Kemco Worldwide's End of Aspiration does not attempt to be the most original role playing game. Instead, it occupies a series of tablet games known as Japanese role playing games, or JRPGs. Like Tinkerhouse Games' Cthulhu Saves the World, End of Aspiration imitates the sixteen-bit games that made their home on the Super Nintendo Entertainment System and the Sega Genesis.
End of Aspiration begins its story by introducing the player to an aspiring mage. She begins by taking on a criminal organization that is imaginatively named the mafia This criminal organization, which obviously has no real world analog, is looking for old robots in an abandoned city. After she completes this mission, she returns to the orphanage where she was raised. Here, the player finds out the orphanage owes money to a robber baron who has loaned money at usurious rates.
Other characters are woven into the story as the game progresses, and each one looks like something that came out of a Phantasy Star Game. The artwork does not qualify as high quality or low quality, it simply exists as a vehicle to tell a story.

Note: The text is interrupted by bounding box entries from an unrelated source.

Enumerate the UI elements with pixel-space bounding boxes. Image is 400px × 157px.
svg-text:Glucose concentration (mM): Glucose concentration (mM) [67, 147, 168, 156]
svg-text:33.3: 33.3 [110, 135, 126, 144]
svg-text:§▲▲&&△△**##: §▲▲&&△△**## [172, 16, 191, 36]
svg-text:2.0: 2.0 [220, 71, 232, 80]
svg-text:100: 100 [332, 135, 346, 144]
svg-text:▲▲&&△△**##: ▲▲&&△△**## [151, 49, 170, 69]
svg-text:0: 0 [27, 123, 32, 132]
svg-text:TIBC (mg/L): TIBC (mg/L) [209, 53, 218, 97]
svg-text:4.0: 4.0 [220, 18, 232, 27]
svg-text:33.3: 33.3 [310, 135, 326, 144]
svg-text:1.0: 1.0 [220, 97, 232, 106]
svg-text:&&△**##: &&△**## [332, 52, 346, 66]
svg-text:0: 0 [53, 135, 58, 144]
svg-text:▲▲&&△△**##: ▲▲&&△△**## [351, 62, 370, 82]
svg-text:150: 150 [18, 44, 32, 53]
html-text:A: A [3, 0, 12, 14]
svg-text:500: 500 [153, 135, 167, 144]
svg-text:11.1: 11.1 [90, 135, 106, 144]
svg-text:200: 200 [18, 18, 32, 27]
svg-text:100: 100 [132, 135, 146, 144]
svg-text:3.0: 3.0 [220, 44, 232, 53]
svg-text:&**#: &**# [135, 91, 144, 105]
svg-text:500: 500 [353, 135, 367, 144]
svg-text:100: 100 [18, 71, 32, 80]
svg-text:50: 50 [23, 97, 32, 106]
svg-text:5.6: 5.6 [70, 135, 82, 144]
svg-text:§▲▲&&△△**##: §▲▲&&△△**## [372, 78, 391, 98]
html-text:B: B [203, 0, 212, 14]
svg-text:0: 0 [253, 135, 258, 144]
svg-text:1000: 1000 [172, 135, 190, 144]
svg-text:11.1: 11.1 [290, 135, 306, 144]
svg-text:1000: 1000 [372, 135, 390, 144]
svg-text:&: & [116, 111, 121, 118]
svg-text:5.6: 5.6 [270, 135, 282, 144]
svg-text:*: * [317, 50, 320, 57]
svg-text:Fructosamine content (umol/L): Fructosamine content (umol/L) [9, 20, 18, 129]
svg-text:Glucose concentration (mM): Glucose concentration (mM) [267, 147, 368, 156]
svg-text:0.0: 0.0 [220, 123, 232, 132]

Even End of Aspiration's story line does not seem to engage the player. Characters all seem to have the same personality, and all of this makes it hard for someone to care about their world or its plight.
Despite these flaws, the game offers an entertaining diversion, and it can be played on a person's lunch break. Kemco developed a title that will not be remembered, but a player who downloads the version with ads, does not waste his money.